Analysis of the provided information:
Let the original three-digit number be \( ABC \), where A is the hundreds digit, B is the tens digit, and C is the units digit.
When the digits are reversed to form \( CBA \), the number increases by 198.
This translates to the equation:
\[ CBA = ABC + 198 \]
Expressing the numbers in terms of their digits:
\[ ABC = 100A + 10B + C \]
\[ CBA = 100C + 10B + A \]
Substituting these into the equation:
\[ 100C + 10B + A = 100A + 10B + C + 198 \]

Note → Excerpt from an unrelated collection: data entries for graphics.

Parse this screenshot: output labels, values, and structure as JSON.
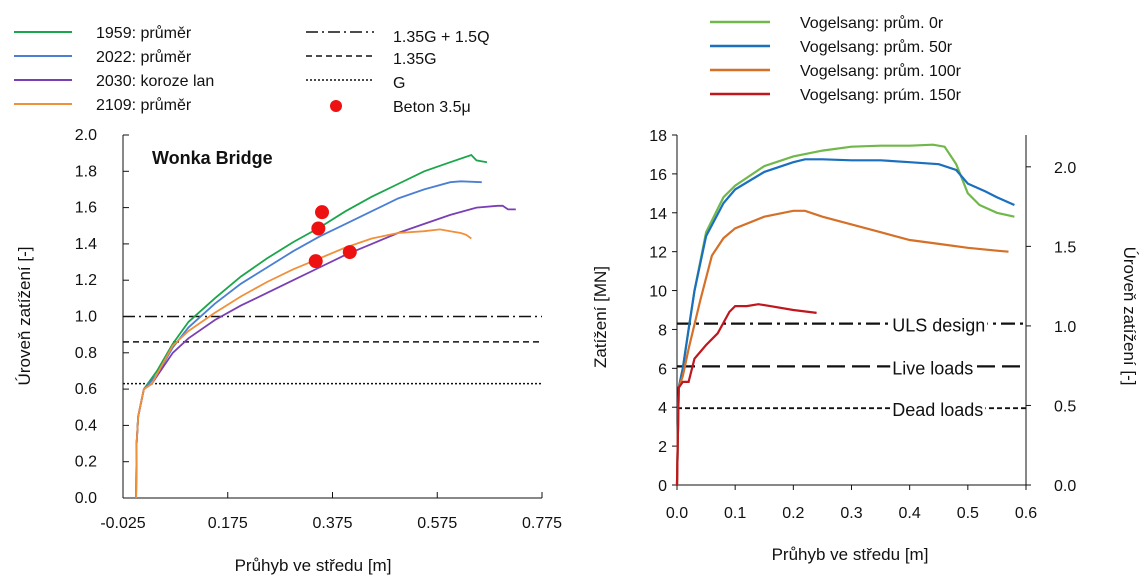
{
  "chart_data": [
    {
      "type": "line",
      "title": "Wonka Bridge",
      "xlabel": "Průhyb ve středu [m]",
      "ylabel": "Úroveň zatížení [-]",
      "xlim": [
        -0.025,
        0.775
      ],
      "ylim": [
        0,
        2
      ],
      "xticks": [
        "-0.025",
        "0.175",
        "0.375",
        "0.575",
        "0.775"
      ],
      "yticks": [
        "0.0",
        "0.2",
        "0.4",
        "0.6",
        "0.8",
        "1.0",
        "1.2",
        "1.4",
        "1.6",
        "1.8",
        "2.0"
      ],
      "grid": false,
      "legend_position": "top",
      "series": [
        {
          "name": "1959: průměr",
          "color": "#1aa64a",
          "points": [
            [
              0,
              0
            ],
            [
              0.001,
              0.3
            ],
            [
              0.004,
              0.45
            ],
            [
              0.015,
              0.6
            ],
            [
              0.04,
              0.7
            ],
            [
              0.07,
              0.85
            ],
            [
              0.1,
              0.97
            ],
            [
              0.15,
              1.1
            ],
            [
              0.2,
              1.22
            ],
            [
              0.25,
              1.32
            ],
            [
              0.3,
              1.41
            ],
            [
              0.35,
              1.49
            ],
            [
              0.4,
              1.58
            ],
            [
              0.45,
              1.66
            ],
            [
              0.5,
              1.73
            ],
            [
              0.55,
              1.8
            ],
            [
              0.6,
              1.85
            ],
            [
              0.64,
              1.89
            ],
            [
              0.65,
              1.86
            ],
            [
              0.67,
              1.85
            ]
          ]
        },
        {
          "name": "2022: průměr",
          "color": "#4a7fd4",
          "points": [
            [
              0,
              0
            ],
            [
              0.001,
              0.3
            ],
            [
              0.004,
              0.45
            ],
            [
              0.015,
              0.6
            ],
            [
              0.04,
              0.68
            ],
            [
              0.07,
              0.83
            ],
            [
              0.1,
              0.94
            ],
            [
              0.15,
              1.07
            ],
            [
              0.2,
              1.18
            ],
            [
              0.25,
              1.27
            ],
            [
              0.3,
              1.36
            ],
            [
              0.35,
              1.44
            ],
            [
              0.4,
              1.51
            ],
            [
              0.45,
              1.58
            ],
            [
              0.5,
              1.65
            ],
            [
              0.55,
              1.7
            ],
            [
              0.6,
              1.74
            ],
            [
              0.62,
              1.745
            ],
            [
              0.66,
              1.74
            ]
          ]
        },
        {
          "name": "2030: koroze lan",
          "color": "#7a3fb4",
          "points": [
            [
              0,
              0
            ],
            [
              0.001,
              0.3
            ],
            [
              0.004,
              0.45
            ],
            [
              0.015,
              0.6
            ],
            [
              0.03,
              0.63
            ],
            [
              0.07,
              0.8
            ],
            [
              0.1,
              0.88
            ],
            [
              0.15,
              0.98
            ],
            [
              0.2,
              1.06
            ],
            [
              0.25,
              1.13
            ],
            [
              0.3,
              1.2
            ],
            [
              0.35,
              1.27
            ],
            [
              0.4,
              1.34
            ],
            [
              0.45,
              1.4
            ],
            [
              0.5,
              1.46
            ],
            [
              0.55,
              1.51
            ],
            [
              0.6,
              1.56
            ],
            [
              0.65,
              1.6
            ],
            [
              0.69,
              1.61
            ],
            [
              0.7,
              1.61
            ],
            [
              0.71,
              1.59
            ],
            [
              0.725,
              1.59
            ]
          ]
        },
        {
          "name": "2109: průměr",
          "color": "#f0903a",
          "points": [
            [
              0,
              0
            ],
            [
              0.001,
              0.3
            ],
            [
              0.004,
              0.45
            ],
            [
              0.015,
              0.6
            ],
            [
              0.03,
              0.63
            ],
            [
              0.07,
              0.84
            ],
            [
              0.1,
              0.92
            ],
            [
              0.15,
              1.02
            ],
            [
              0.2,
              1.11
            ],
            [
              0.25,
              1.19
            ],
            [
              0.3,
              1.26
            ],
            [
              0.35,
              1.32
            ],
            [
              0.4,
              1.38
            ],
            [
              0.45,
              1.43
            ],
            [
              0.5,
              1.46
            ],
            [
              0.55,
              1.47
            ],
            [
              0.58,
              1.48
            ],
            [
              0.6,
              1.47
            ],
            [
              0.62,
              1.46
            ],
            [
              0.63,
              1.45
            ],
            [
              0.64,
              1.43
            ]
          ]
        }
      ],
      "reference_lines": [
        {
          "name": "1.35G + 1.5Q",
          "y": 1.0,
          "style": "dashdot"
        },
        {
          "name": "1.35G",
          "y": 0.86,
          "style": "dashed"
        },
        {
          "name": "G",
          "y": 0.63,
          "style": "dotted"
        }
      ],
      "markers": {
        "name": "Beton 3.5μ",
        "color": "#ee1111",
        "points": [
          [
            0.355,
            1.575
          ],
          [
            0.348,
            1.485
          ],
          [
            0.343,
            1.305
          ],
          [
            0.408,
            1.355
          ]
        ]
      }
    },
    {
      "type": "line",
      "xlabel": "Průhyb ve středu [m]",
      "ylabel": "Zatížení [MN]",
      "y2label": "Úroveň zatížení [-]",
      "xlim": [
        0,
        0.6
      ],
      "ylim": [
        0,
        18
      ],
      "y2lim": [
        0,
        2.2
      ],
      "xticks": [
        "0.0",
        "0.1",
        "0.2",
        "0.3",
        "0.4",
        "0.5",
        "0.6"
      ],
      "yticks": [
        "0",
        "2",
        "4",
        "6",
        "8",
        "10",
        "12",
        "14",
        "16",
        "18"
      ],
      "y2ticks": [
        "0.0",
        "0.5",
        "1.0",
        "1.5",
        "2.0"
      ],
      "grid": false,
      "legend_position": "top",
      "series": [
        {
          "name": "Vogelsang: prům. 0r",
          "color": "#70b84a",
          "points": [
            [
              0,
              0
            ],
            [
              0.003,
              5
            ],
            [
              0.01,
              6
            ],
            [
              0.02,
              8
            ],
            [
              0.03,
              10
            ],
            [
              0.05,
              13
            ],
            [
              0.08,
              14.8
            ],
            [
              0.1,
              15.4
            ],
            [
              0.15,
              16.4
            ],
            [
              0.2,
              16.9
            ],
            [
              0.25,
              17.2
            ],
            [
              0.3,
              17.4
            ],
            [
              0.35,
              17.45
            ],
            [
              0.4,
              17.45
            ],
            [
              0.44,
              17.5
            ],
            [
              0.46,
              17.4
            ],
            [
              0.48,
              16.5
            ],
            [
              0.5,
              15
            ],
            [
              0.52,
              14.4
            ],
            [
              0.55,
              14
            ],
            [
              0.58,
              13.8
            ]
          ]
        },
        {
          "name": "Vogelsang: prům. 50r",
          "color": "#1a6fbe",
          "points": [
            [
              0,
              0
            ],
            [
              0.003,
              5
            ],
            [
              0.01,
              6
            ],
            [
              0.02,
              8
            ],
            [
              0.03,
              10
            ],
            [
              0.05,
              12.8
            ],
            [
              0.08,
              14.5
            ],
            [
              0.1,
              15.2
            ],
            [
              0.15,
              16.1
            ],
            [
              0.2,
              16.6
            ],
            [
              0.22,
              16.75
            ],
            [
              0.25,
              16.75
            ],
            [
              0.3,
              16.7
            ],
            [
              0.35,
              16.7
            ],
            [
              0.4,
              16.6
            ],
            [
              0.45,
              16.5
            ],
            [
              0.48,
              16.2
            ],
            [
              0.5,
              15.5
            ],
            [
              0.53,
              15.1
            ],
            [
              0.55,
              14.8
            ],
            [
              0.58,
              14.4
            ]
          ]
        },
        {
          "name": "Vogelsang: prům. 100r",
          "color": "#d47028",
          "points": [
            [
              0,
              0
            ],
            [
              0.003,
              5
            ],
            [
              0.01,
              5.6
            ],
            [
              0.02,
              7
            ],
            [
              0.04,
              9.5
            ],
            [
              0.06,
              11.8
            ],
            [
              0.08,
              12.7
            ],
            [
              0.1,
              13.2
            ],
            [
              0.15,
              13.8
            ],
            [
              0.2,
              14.1
            ],
            [
              0.22,
              14.1
            ],
            [
              0.25,
              13.8
            ],
            [
              0.3,
              13.4
            ],
            [
              0.35,
              13
            ],
            [
              0.4,
              12.6
            ],
            [
              0.45,
              12.4
            ],
            [
              0.5,
              12.2
            ],
            [
              0.55,
              12.05
            ],
            [
              0.57,
              12
            ]
          ]
        },
        {
          "name": "Vogelsang: prúm. 150r",
          "color": "#c0161e",
          "points": [
            [
              0,
              0
            ],
            [
              0.003,
              5
            ],
            [
              0.01,
              5.3
            ],
            [
              0.02,
              5.3
            ],
            [
              0.03,
              6.5
            ],
            [
              0.05,
              7.2
            ],
            [
              0.07,
              7.8
            ],
            [
              0.09,
              8.9
            ],
            [
              0.1,
              9.2
            ],
            [
              0.12,
              9.2
            ],
            [
              0.14,
              9.3
            ],
            [
              0.16,
              9.2
            ],
            [
              0.2,
              9
            ],
            [
              0.24,
              8.85
            ]
          ]
        }
      ],
      "reference_lines": [
        {
          "name": "ULS design",
          "y": 8.3,
          "style": "dashdot"
        },
        {
          "name": "Live loads",
          "y": 6.1,
          "style": "longdash"
        },
        {
          "name": "Dead loads",
          "y": 3.95,
          "style": "dashed"
        }
      ]
    }
  ]
}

Simplifying the equation by combining like terms:
\[ 99C - 99A = 198 \]
Dividing both sides by 99:
\[ C - A = 2 \]
Given that A and C are single-digit integers, the possible pairs for (A, C) are:
\[ (A, C) = (0, 2), (1, 3), (2, 4), (3, 5), (4, 6), (5, 7), (6, 8), (7, 9) \]

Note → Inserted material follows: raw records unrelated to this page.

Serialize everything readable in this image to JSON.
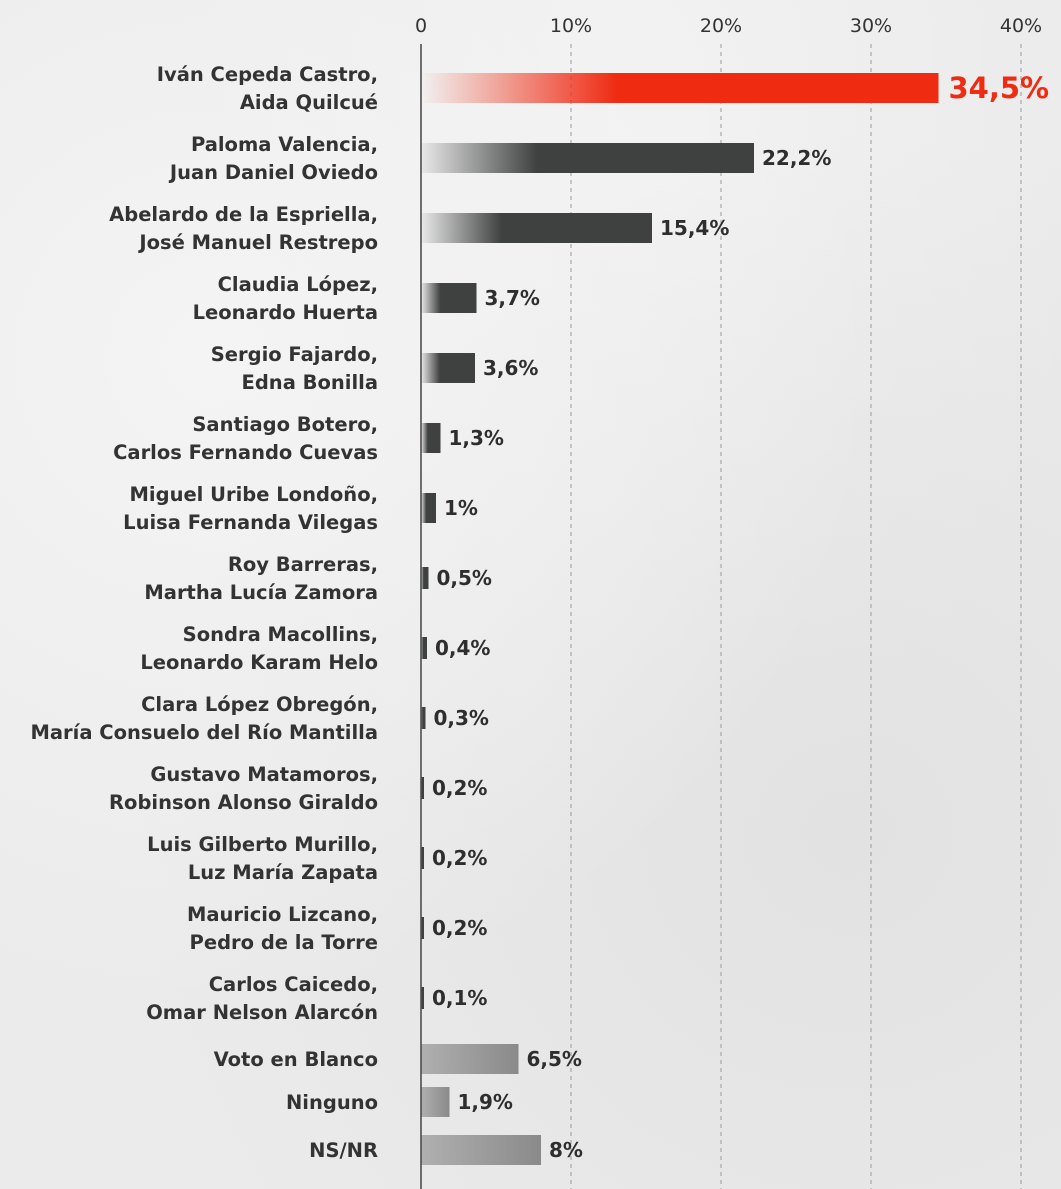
{
  "chart_data": {
    "type": "bar",
    "orientation": "horizontal",
    "title": "",
    "xlabel": "",
    "ylabel": "",
    "xlim": [
      0,
      40
    ],
    "ticks": [
      {
        "value": 0,
        "label": "0"
      },
      {
        "value": 10,
        "label": "10%"
      },
      {
        "value": 20,
        "label": "20%"
      },
      {
        "value": 30,
        "label": "30%"
      },
      {
        "value": 40,
        "label": "40%"
      }
    ],
    "grid": "vertical dashed",
    "categories": [
      [
        "Iván Cepeda Castro,",
        "Aida Quilcué"
      ],
      [
        "Paloma Valencia,",
        "Juan Daniel Oviedo"
      ],
      [
        "Abelardo de la Espriella,",
        "José Manuel Restrepo"
      ],
      [
        "Claudia López,",
        "Leonardo Huerta"
      ],
      [
        "Sergio Fajardo,",
        "Edna Bonilla"
      ],
      [
        "Santiago Botero,",
        "Carlos Fernando Cuevas"
      ],
      [
        "Miguel Uribe Londoño,",
        "Luisa Fernanda Vilegas"
      ],
      [
        "Roy Barreras,",
        "Martha Lucía Zamora"
      ],
      [
        "Sondra Macollins,",
        "Leonardo Karam Helo"
      ],
      [
        "Clara López Obregón,",
        "María Consuelo del Río Mantilla"
      ],
      [
        "Gustavo Matamoros,",
        "Robinson Alonso Giraldo"
      ],
      [
        "Luis Gilberto Murillo,",
        "Luz María Zapata"
      ],
      [
        "Mauricio Lizcano,",
        "Pedro de la Torre"
      ],
      [
        "Carlos Caicedo,",
        "Omar Nelson Alarcón"
      ],
      [
        "Voto en Blanco"
      ],
      [
        "Ninguno"
      ],
      [
        "NS/NR"
      ]
    ],
    "values": [
      34.5,
      22.2,
      15.4,
      3.7,
      3.6,
      1.3,
      1,
      0.5,
      0.4,
      0.3,
      0.2,
      0.2,
      0.2,
      0.1,
      6.5,
      1.9,
      8
    ],
    "value_labels": [
      "34,5%",
      "22,2%",
      "15,4%",
      "3,7%",
      "3,6%",
      "1,3%",
      "1%",
      "0,5%",
      "0,4%",
      "0,3%",
      "0,2%",
      "0,2%",
      "0,2%",
      "0,1%",
      "6,5%",
      "1,9%",
      "8%"
    ],
    "bar_groups": [
      "highlight",
      "candidate",
      "candidate",
      "candidate",
      "candidate",
      "candidate",
      "candidate",
      "candidate",
      "candidate",
      "candidate",
      "candidate",
      "candidate",
      "candidate",
      "candidate",
      "other",
      "other",
      "other"
    ],
    "colors": {
      "highlight": "#ef2b12",
      "candidate": "#3f4040",
      "other": "#8a8a8a",
      "axis": "#444444",
      "grid": "#9a9a9a"
    }
  }
}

Since the number must be a three-digit number, the hundreds digit A cannot be 0. Therefore, the pair (0, 2) is invalid.
This leaves 7 valid combinations for (A, C).
The tens digit B can be any digit from 0 to 9. For each of the 7 valid (A, C) pairs, there are 10 possible values for B.
The total number of three-digit numbers satisfying the given conditions is:
\[ 7 \times 10 = 70 \]
Thus, there are 70 such three-digit numbers.